Many factors have been fingered for the perpetual neglect of the Schools' Inspectorate Division at state levels. Middle-class parents who themselves benefited from effective public schools, turned their critical focus to private schools at home and abroad where they sent their children to be taught, neglecting the creeping rot in public schools. In some states, outright theft of funds killed ability to provide vehicles and travel allowances to inspectors, thereby, crippling their abilities to visit schools.
While Oshiomhole's method once again highlighted the rot in public school management, it raises serious concerns regarding his applied solutions. Surprise visits to schools may jolt loss of discipline among sloppy staff, screaming at teachers to "SHUT UP!", if they have valid reasons for inadequacies, may only humiliate and breed frustration. There is also a danger of a relapse to a resilient culture of militarism and a legacy of humiliating teachers in front of the children to whom he is expected to impart values of respect for authority and the rule of law.
Oshiomhole's fire-brigade approach is ad hoc and not sustainable.

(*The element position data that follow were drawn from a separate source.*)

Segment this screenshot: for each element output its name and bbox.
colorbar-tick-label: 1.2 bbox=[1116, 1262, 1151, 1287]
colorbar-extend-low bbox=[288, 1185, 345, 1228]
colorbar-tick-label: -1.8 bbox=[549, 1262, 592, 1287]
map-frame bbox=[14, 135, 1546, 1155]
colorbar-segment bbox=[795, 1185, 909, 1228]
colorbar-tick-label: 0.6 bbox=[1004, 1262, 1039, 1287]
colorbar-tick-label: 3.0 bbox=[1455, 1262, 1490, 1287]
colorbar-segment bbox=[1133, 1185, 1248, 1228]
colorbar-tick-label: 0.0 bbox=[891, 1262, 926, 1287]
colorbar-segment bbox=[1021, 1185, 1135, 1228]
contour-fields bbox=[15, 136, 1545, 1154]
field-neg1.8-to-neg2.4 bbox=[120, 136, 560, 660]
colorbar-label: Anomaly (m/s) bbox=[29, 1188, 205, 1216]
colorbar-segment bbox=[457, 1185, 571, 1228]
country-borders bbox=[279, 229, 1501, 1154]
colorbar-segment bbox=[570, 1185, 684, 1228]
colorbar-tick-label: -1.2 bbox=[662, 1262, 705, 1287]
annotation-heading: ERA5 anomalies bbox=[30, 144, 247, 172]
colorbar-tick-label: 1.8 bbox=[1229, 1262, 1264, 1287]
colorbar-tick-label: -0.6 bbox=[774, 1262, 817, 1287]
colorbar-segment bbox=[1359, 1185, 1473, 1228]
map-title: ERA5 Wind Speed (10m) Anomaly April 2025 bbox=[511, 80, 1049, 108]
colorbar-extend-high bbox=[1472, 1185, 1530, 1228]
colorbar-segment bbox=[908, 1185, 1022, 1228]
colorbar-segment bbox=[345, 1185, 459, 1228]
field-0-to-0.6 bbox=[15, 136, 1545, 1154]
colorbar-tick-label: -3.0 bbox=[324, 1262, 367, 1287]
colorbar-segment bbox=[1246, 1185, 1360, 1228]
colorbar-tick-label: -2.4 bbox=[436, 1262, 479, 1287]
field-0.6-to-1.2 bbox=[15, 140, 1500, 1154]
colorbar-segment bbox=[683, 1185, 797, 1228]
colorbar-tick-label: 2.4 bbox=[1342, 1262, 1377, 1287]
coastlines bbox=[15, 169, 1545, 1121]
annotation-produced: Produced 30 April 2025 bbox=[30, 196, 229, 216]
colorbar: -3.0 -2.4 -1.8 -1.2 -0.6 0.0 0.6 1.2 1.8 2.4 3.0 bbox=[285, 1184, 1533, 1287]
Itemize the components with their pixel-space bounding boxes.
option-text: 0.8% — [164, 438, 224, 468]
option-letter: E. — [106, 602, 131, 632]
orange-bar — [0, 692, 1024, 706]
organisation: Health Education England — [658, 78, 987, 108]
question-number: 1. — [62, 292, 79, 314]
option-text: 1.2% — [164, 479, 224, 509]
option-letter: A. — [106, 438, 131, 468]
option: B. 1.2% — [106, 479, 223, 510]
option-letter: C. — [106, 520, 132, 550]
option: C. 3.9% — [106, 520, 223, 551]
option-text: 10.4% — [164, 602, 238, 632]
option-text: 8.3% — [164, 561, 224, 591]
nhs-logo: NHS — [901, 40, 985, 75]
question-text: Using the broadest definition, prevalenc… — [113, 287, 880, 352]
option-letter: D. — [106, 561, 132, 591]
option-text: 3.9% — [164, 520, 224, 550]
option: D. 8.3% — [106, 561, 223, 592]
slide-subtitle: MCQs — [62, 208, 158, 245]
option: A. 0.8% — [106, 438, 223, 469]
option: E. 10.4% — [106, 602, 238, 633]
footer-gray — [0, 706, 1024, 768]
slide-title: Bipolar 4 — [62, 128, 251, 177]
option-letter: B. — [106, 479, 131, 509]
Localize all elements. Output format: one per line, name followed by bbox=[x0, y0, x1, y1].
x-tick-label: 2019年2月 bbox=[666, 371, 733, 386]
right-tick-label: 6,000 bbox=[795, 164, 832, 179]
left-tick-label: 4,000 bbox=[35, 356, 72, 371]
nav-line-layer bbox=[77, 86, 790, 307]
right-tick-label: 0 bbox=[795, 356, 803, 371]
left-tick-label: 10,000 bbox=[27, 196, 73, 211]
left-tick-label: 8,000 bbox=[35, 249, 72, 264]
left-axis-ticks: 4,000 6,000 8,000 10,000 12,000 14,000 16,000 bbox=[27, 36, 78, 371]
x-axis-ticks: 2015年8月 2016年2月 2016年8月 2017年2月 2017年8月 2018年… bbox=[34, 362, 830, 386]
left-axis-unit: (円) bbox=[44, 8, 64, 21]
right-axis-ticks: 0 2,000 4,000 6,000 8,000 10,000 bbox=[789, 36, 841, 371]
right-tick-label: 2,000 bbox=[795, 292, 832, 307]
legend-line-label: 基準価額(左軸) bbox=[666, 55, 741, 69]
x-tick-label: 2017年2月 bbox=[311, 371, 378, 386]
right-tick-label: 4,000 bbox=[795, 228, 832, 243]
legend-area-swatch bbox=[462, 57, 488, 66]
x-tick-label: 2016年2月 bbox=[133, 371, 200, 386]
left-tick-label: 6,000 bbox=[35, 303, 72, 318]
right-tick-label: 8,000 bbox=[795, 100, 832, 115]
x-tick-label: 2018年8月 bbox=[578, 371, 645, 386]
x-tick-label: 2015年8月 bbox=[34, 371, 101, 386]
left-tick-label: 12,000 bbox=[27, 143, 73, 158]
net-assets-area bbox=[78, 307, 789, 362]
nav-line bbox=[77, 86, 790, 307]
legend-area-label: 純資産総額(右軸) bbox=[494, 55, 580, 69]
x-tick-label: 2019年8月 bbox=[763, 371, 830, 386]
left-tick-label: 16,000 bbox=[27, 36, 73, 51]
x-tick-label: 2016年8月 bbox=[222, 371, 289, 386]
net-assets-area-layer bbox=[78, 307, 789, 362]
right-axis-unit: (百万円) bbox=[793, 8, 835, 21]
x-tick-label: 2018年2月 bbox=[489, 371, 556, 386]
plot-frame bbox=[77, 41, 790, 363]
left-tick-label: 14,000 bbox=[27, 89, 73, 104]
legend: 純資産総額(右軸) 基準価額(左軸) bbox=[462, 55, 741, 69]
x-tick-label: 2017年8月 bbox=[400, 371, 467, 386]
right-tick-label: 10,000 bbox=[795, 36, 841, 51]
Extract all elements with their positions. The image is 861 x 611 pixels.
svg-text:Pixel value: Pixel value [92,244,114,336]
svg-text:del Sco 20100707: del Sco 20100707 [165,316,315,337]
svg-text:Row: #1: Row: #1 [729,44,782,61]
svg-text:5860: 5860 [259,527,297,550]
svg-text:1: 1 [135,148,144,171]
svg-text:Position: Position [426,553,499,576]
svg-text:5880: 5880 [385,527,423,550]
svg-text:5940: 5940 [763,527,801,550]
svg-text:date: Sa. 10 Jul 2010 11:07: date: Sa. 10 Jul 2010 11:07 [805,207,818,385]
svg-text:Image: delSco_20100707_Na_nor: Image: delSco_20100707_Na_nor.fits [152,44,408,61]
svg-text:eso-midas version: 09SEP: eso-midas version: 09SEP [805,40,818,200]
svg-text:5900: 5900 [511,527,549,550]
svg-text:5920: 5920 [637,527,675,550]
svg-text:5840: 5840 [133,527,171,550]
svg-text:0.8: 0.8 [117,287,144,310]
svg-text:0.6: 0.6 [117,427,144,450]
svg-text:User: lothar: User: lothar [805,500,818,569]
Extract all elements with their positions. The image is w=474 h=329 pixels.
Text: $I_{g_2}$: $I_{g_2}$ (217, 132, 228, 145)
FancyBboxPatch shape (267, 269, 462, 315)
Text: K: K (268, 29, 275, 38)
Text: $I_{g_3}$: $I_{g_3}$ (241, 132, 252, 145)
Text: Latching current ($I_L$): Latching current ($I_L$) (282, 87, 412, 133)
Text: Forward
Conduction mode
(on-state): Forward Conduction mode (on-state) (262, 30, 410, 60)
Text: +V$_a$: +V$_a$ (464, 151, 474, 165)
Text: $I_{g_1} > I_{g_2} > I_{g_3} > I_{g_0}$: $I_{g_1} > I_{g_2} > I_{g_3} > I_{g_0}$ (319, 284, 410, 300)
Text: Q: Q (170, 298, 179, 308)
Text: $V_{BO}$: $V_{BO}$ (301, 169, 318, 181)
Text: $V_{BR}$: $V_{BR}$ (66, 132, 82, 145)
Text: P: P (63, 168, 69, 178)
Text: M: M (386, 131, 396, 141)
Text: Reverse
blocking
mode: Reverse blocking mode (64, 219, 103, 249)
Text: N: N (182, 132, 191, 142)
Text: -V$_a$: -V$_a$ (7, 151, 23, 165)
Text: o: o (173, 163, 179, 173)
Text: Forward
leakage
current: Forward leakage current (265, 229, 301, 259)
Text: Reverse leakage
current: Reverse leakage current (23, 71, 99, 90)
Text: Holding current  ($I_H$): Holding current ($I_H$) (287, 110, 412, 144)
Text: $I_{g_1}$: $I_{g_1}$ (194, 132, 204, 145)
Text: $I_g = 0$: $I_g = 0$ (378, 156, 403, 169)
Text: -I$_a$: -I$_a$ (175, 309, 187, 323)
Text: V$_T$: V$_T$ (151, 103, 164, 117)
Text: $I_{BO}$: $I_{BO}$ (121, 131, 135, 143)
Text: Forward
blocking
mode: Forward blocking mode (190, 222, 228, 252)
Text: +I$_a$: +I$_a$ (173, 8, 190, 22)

Coming from a tradition of educating and mobilising workers to fight for their rights, he has a most valuable opportunity to creatively inject into classrooms values of fighting for rights, solidarity for the promotion of collective welfare, and leadership for building economic development. The inculcation of such values in pupils may require changing the architecture used for building classrooms. Cuba has experimented with examination tools which require groups of students to work together on a task; are awarded a collective grade, and score each other's contribution during group tasks. In Britain, the Labour Government of Harold Wilson experimented with Essex University as a campus designed to promote revolt and creative challenge to conventions. Governor Oshiomhole has a record of challenging powerful, often entrenched, interests whose vision and actions are considered harmful to the welfare of workers.
Schools are often prisons for children at age-grades when they are most creative. Failure to provide adequate tools and material for training skills block their mental and physical creativity and turn graduation ceremonies into pushing out generations of clueless and ill-equipped products. The British Foreign Secretary recently announced a programme for recruiting secondary school leavers to use computer games to combat attacks targeting computer systems of British companies and government departments and agencies. Edo State can create IT camps for youths to be inventive and use its high quality wood resources while vigorously lobbying for a ban on imports of furniture.
The much-talked about falling standards of education in the country has its roots in poorly-funded, poorly-managed and poorly-inspected public primary and secondary schools.
The various state ministries of education should consider it a matter most urgent to revive school inspectorate divisions, manned by suitably qualified personnel and be provided with the appropriate tools and remuneration to aid their vital work.